Margaret Funkhouser Obituary
September 9, 1930 - June 10, 2025 On June 10, 2025, Margaret Crissman Funkhouser, age 94, passed away, surrounded by family and loved ones.
Born Sept 9, 1930, in Pittsburgh, she was the eldest daughter of Lyall and Katherine Crissman. Bright at birth. All that was left to mold was character, and since the biggest transformation of her father's life had been a 'son-of-a-preacher's scholarship' to Gettysburg College, he was as keen on education as on their Lutheran brand of self-effacing pragmatism.
At 12, Peggy could change a tire. At 16, she balanced his books, and with the second best grades at Mt. Lebanon High, he drove her clear across Pennsylvania's new turnpike to get a 'peek' at Wellesley College. Four years later, she graduated with honors and wound up at Princeton working for Gallup, a job whose chief requirement was to politely pretend not to notice Einstein on his daily rounds. But however 'modern' her early trajectory, it all ended on a storied 'date' with Bob Funkhouser that not only clipped their wings, but plopped them both back in Pittsburgh with job, kids and mortgage.
Not for the last time, though, it also left them in a perfect house -- on a dead-end street that backed everyone onto a Boy Scout reservation. Everyone had kids. So the job of child rearing was as easy as opening the screen door and letting the odors of Dr. Gilmore's grill remind everyone when it was time to come home. Add dream vacations to Hyannisport and Aspen and it was fairy-tale.
But all that ended in 1970, when Bob was offered a job to run the West Coast Office of BBDO. No one wanted to go! But after touring 60 houses from Palos Verdes to Pasadena, Peggy struck gold again when a realtor met her a mile up Mandeville Canyon. Answering the door was one of the Doublemint Twins, and when they went to sign papers at Brentwood's Country Mart, they stood in line behind Gregory Peck.
From the beginning, all systems were 'go.' Most notably for Bob, who not only 'traded up' to run Carnation's advertising, but with it, locked down a membership at the Los Angeles Country Club and near-permanent berths at every major 'pro-am' west of the Rockies. By any standard, it was a 'lucky' life. But Peggy was never as comfortable with privilege as Bob, and, if anything, it only drove her to 'give back' more.
First in Pittsburgh, where she served as President of their Junior League and Wellesley Club. Then at Los Angeles' CORO, where she made lifelong friends with David and Brenda Abel. With Sally Trott she founded Performing Tree, and on a dare that could only have come from David, she founded the Los Angeles Educational Partnership (LAEP), which just celebrated their 40th anniversary last year.
In between were countless boards and consultancies.

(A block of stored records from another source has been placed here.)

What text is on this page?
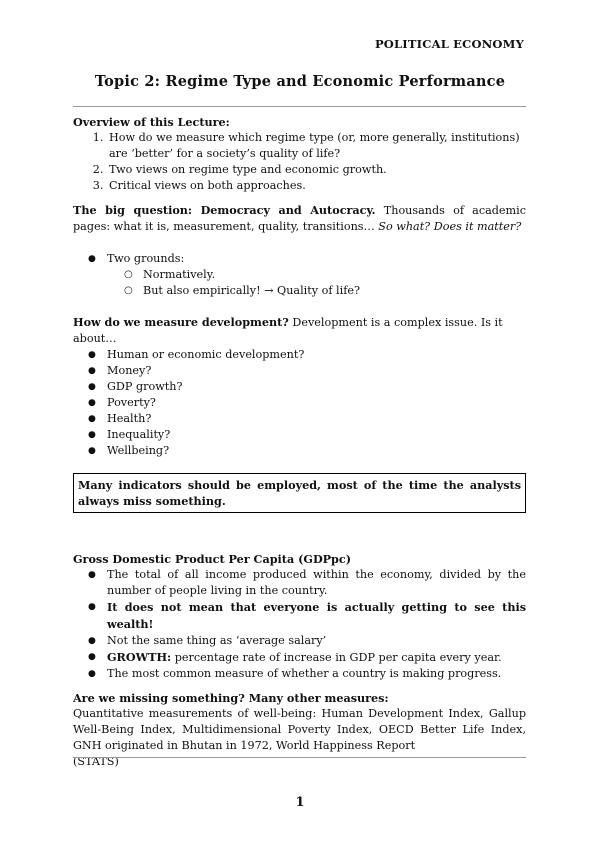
POLITICAL ECONOMY
Topic 2: Regime Type and Economic Performance

Overview of this Lecture:

1. How do we measure which regime type (or, more generally, institutions) are ‘better’ for a society’s quality of life?
2. Two views on regime type and economic growth.
3. Critical views on both approaches.

The big question: Democracy and Autocracy. Thousands of academic pages: what it is, measurement, quality, transitions… So what? Does it matter?

● Two grounds:
○ Normatively.
○ But also empirically! → Quality of life?

How do we measure development? Development is a complex issue. Is it about…

● Human or economic development?
● Money?
● GDP growth?
● Poverty?
● Health?
● Inequality?
● Wellbeing?
Many indicators should be employed, most of the time the analysts always miss something.

Gross Domestic Product Per Capita (GDPpc)

● The total of all income produced within the economy, divided by the number of people living in the country.
● It does not mean that everyone is actually getting to see this wealth!
● Not the same thing as ‘average salary’
● GROWTH: percentage rate of increase in GDP per capita every year.
● The most common measure of whether a country is making progress.

Are we missing something? Many other measures:

Quantitative measurements of well-being: Human Development Index, Gallup Well-Being Index, Multidimensional Poverty Index, OECD Better Life Index, GNH originated in Bhutan in 1972, World Happiness Report

(STATS)

1
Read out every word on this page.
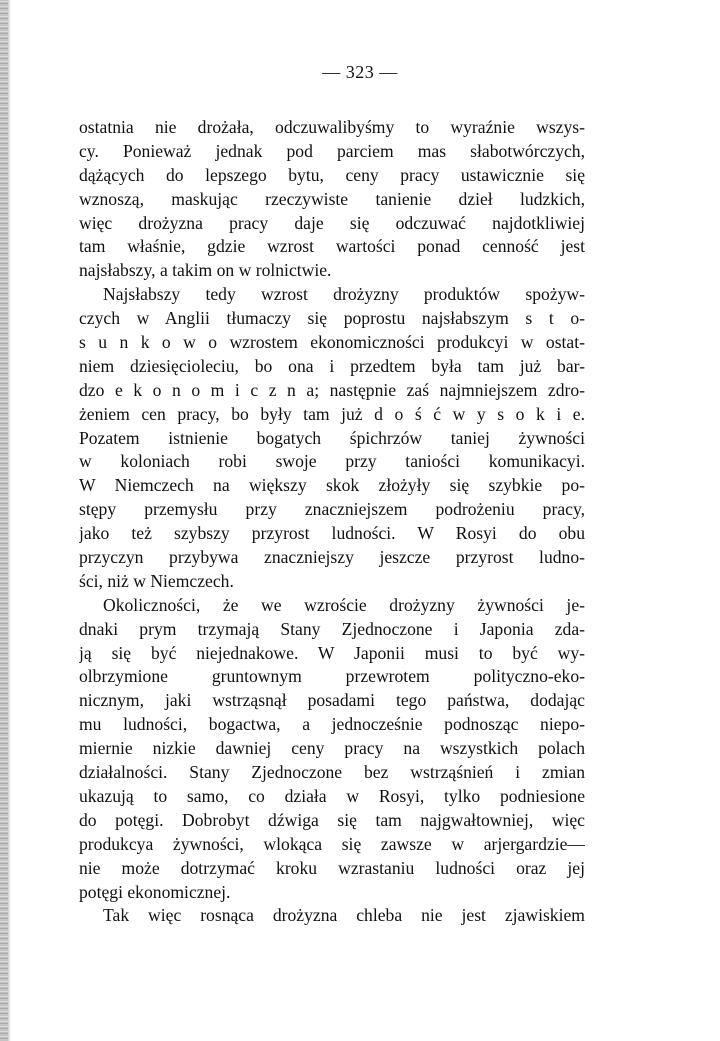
— 323 —
ostatnia nie drożała, odczuwalibyśmy to wyraźnie wszys-
cy. Ponieważ jednak pod parciem mas słabotwórczych,
dążących do lepszego bytu, ceny pracy ustawicznie się
wznoszą, maskując rzeczywiste tanienie dzieł ludzkich,
więc drożyzna pracy daje się odczuwać najdotkliwiej
tam właśnie, gdzie wzrost wartości ponad cenność jest
najsłabszy, a takim on w rolnictwie.
Najsłabszy tedy wzrost drożyzny produktów spożyw-
czych w Anglii tłumaczy się poprostu najsłabszym s t o-
s u n k o w o wzrostem ekonomiczności produkcyi w ostat-
niem dziesięcioleciu, bo ona i przedtem była tam już bar-
dzo e k o n o m i c z n a; następnie zaś najmniejszem zdro-
żeniem cen pracy, bo były tam już d o ś ć w y s o k i e.
Pozatem istnienie bogatych śpichrzów taniej żywności
w koloniach robi swoje przy taniości komunikacyi.
W Niemczech na większy skok złożyły się szybkie po-
stępy przemysłu przy znaczniejszem podrożeniu pracy,
jako też szybszy przyrost ludności. W Rosyi do obu
przyczyn przybywa znaczniejszy jeszcze przyrost ludno-
ści, niż w Niemczech.
Okoliczności, że we wzroście drożyzny żywności je-
dnaki prym trzymają Stany Zjednoczone i Japonia zda-
ją się być niejednakowe. W Japonii musi to być wy-
olbrzymione gruntownym przewrotem polityczno-eko-
nicznym, jaki wstrząsnął posadami tego państwa, dodając
mu ludności, bogactwa, a jednocześnie podnosząc niepo-
miernie nizkie dawniej ceny pracy na wszystkich polach
działalności. Stany Zjednoczone bez wstrząśnień i zmian
ukazują to samo, co działa w Rosyi, tylko podniesione
do potęgi. Dobrobyt dźwiga się tam najgwałtowniej, więc
produkcya żywności, wlokąca się zawsze w arjergardzie—
nie może dotrzymać kroku wzrastaniu ludności oraz jej
potęgi ekonomicznej.
Tak więc rosnąca drożyzna chleba nie jest zjawiskiem
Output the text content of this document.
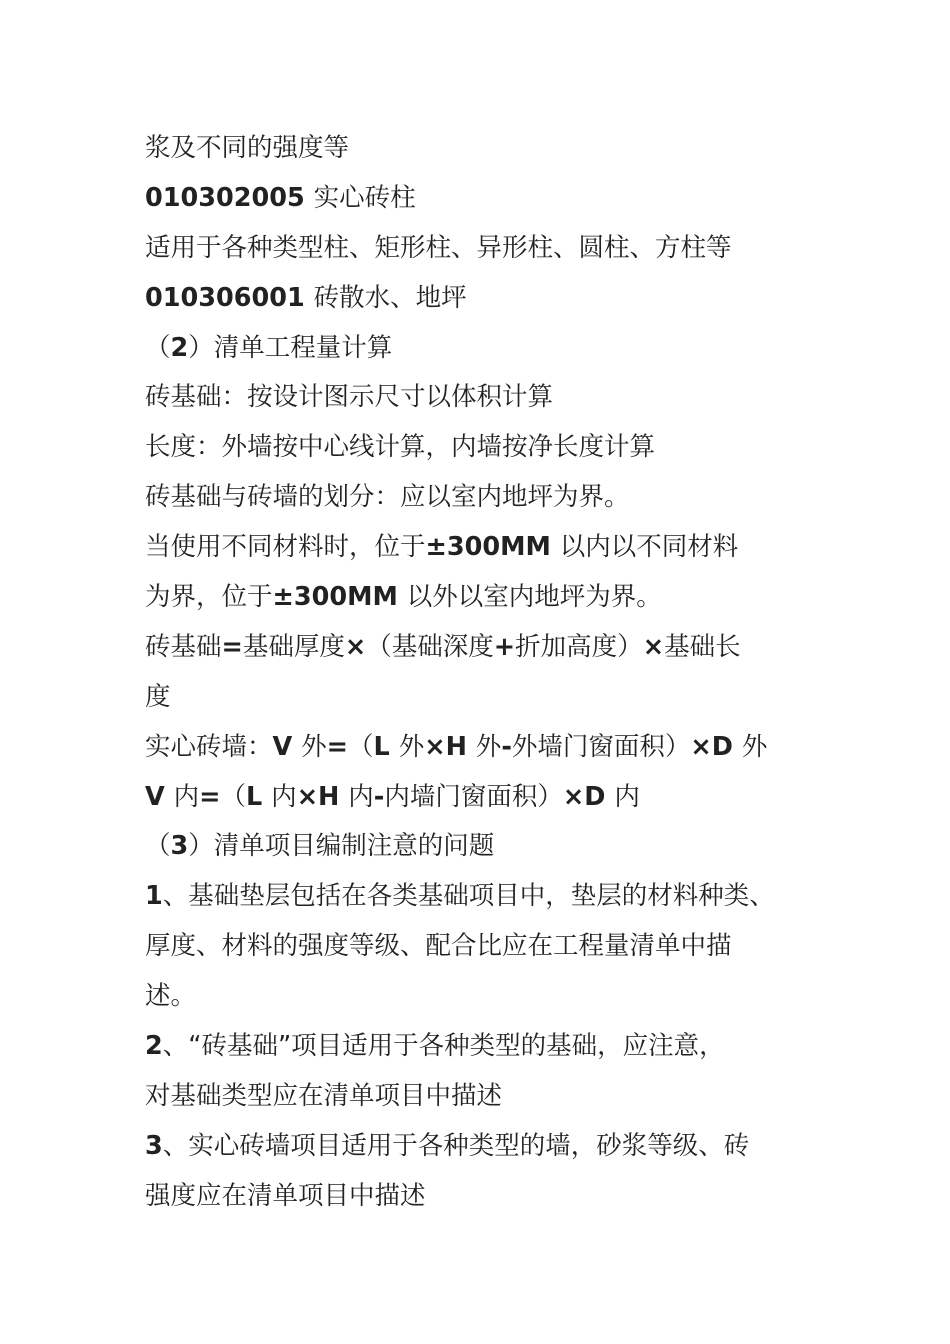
浆及不同的强度等
010302005 实心砖柱
适用于各种类型柱、矩形柱、异形柱、圆柱、方柱等
010306001 砖散水、地坪
（2）清单工程量计算
砖基础：按设计图示尺寸以体积计算
长度：外墙按中心线计算，内墙按净长度计算
砖基础与砖墙的划分：应以室内地坪为界。
当使用不同材料时，位于±300MM 以内以不同材料
为界，位于±300MM 以外以室内地坪为界。
砖基础=基础厚度×（基础深度+折加高度）×基础长
度
实心砖墙：V 外=（L 外×H 外-外墙门窗面积）×D 外
V 内=（L 内×H 内-内墙门窗面积）×D 内
（3）清单项目编制注意的问题
1、基础垫层包括在各类基础项目中，垫层的材料种类、
厚度、材料的强度等级、配合比应在工程量清单中描
述。
2、“砖基础”项目适用于各种类型的基础，应注意，
对基础类型应在清单项目中描述
3、实心砖墙项目适用于各种类型的墙，砂浆等级、砖
强度应在清单项目中描述
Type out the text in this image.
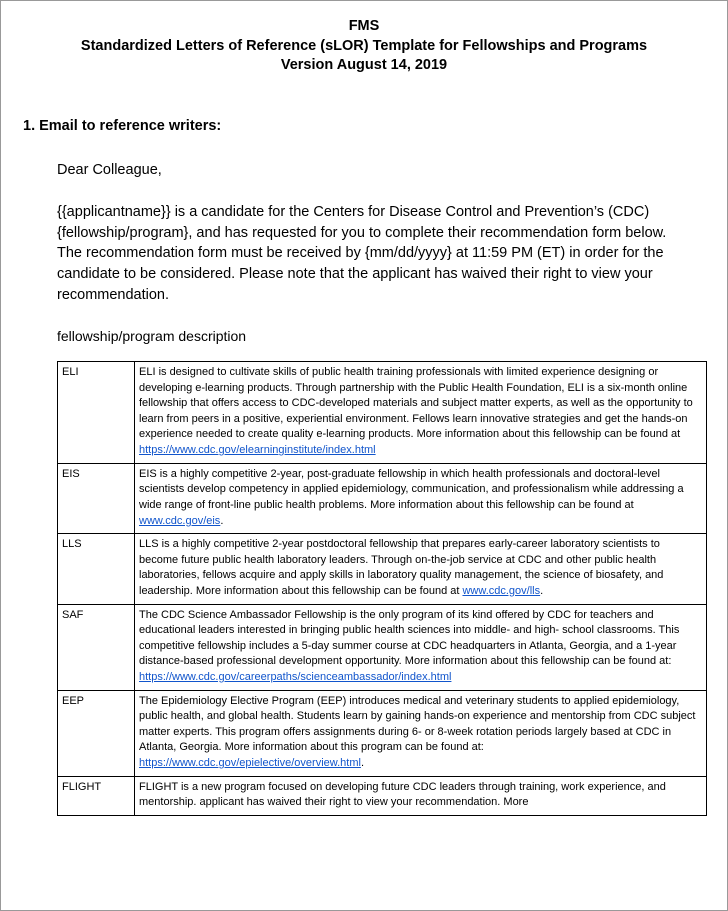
FMS
Standardized Letters of Reference (sLOR) Template for Fellowships and Programs
Version August 14, 2019
1. Email to reference writers:
Dear Colleague,
{{applicantname}} is a candidate for the Centers for Disease Control and Prevention’s (CDC) {fellowship/program}, and has requested for you to complete their recommendation form below. The recommendation form must be received by {mm/dd/yyyy} at 11:59 PM (ET) in order for the candidate to be considered. Please note that the applicant has waived their right to view your recommendation.
fellowship/program description
ELI	ELI is designed to cultivate skills of public health training professionals with limited experience designing or developing e-learning products. Through partnership with the Public Health Foundation, ELI is a six-month online fellowship that offers access to CDC-developed materials and subject matter experts, as well as the opportunity to learn from peers in a positive, experiential environment. Fellows learn innovative strategies and get the hands-on experience needed to create quality e-learning products. More information about this fellowship can be found at https://www.cdc.gov/elearninginstitute/index.html
EIS	EIS is a highly competitive 2-year, post-graduate fellowship in which health professionals and doctoral-level scientists develop competency in applied epidemiology, communication, and professionalism while addressing a wide range of front-line public health problems. More information about this fellowship can be found at www.cdc.gov/eis.
LLS	LLS is a highly competitive 2-year postdoctoral fellowship that prepares early-career laboratory scientists to become future public health laboratory leaders. Through on-the-job service at CDC and other public health laboratories, fellows acquire and apply skills in laboratory quality management, the science of biosafety, and leadership. More information about this fellowship can be found at www.cdc.gov/lls.
SAF	The CDC Science Ambassador Fellowship is the only program of its kind offered by CDC for teachers and educational leaders interested in bringing public health sciences into middle- and high- school classrooms. This competitive fellowship includes a 5-day summer course at CDC headquarters in Atlanta, Georgia, and a 1-year distance-based professional development opportunity. More information about this fellowship can be found at: https://www.cdc.gov/careerpaths/scienceambassador/index.html
EEP	The Epidemiology Elective Program (EEP) introduces medical and veterinary students to applied epidemiology, public health, and global health. Students learn by gaining hands-on experience and mentorship from CDC subject matter experts. This program offers assignments during 6- or 8-week rotation periods largely based at CDC in Atlanta, Georgia. More information about this program can be found at: https://www.cdc.gov/epielective/overview.html.
FLIGHT	FLIGHT is a new program focused on developing future CDC leaders through training, work experience, and mentorship. applicant has waived their right to view your recommendation. More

Among them, Public Education Network, Project Grad, LA36, LA's BEST, KCET and the Cotsen and Gates Foundations. Standout co-directors
Virgil Roberts, Rod Hamilton, David Abel, Steve Lavine and Lloyd Cotsen. Standout co-workers
Judy Johnson, Jane Patterson and Andy Dunau. Ask any of them to describe her and their answers weren't just uniform. Few were more than two or three degrees outside the ranges her doting father had aimed at all along.
Tireless, selfless and never happier when the limelight fell to others. She was incapable of malice, and not once did anyone ever hear her complain. Her compass only pointed north, and amidst the grind and chaos of L.A. Unified, it was true enough to point the way for countless others.
At her second retirement, Virgil called her "the Rosa Parks of L.A. education.' Roger Adams mused that she was 'practically perfect. The Mary Poppins of L.A.'s downtown civic set.'
Among her survivors are children Lise, Kristen and Bob, Jr., son-in-law, Kent Pierce and daughter-in-law, Angelika; grandchildren Niko and Greta Funkhouser; Nell, Luke and Ricki Pierce; and great-grandson Nino.
To us, she'll only continue being what she's always been – 'the voice in our heads' – and the only one whose examples will ever come to mind when doing something hard. Or really, really fine.
Published by Los Angeles Times on Jul. 15, 2025.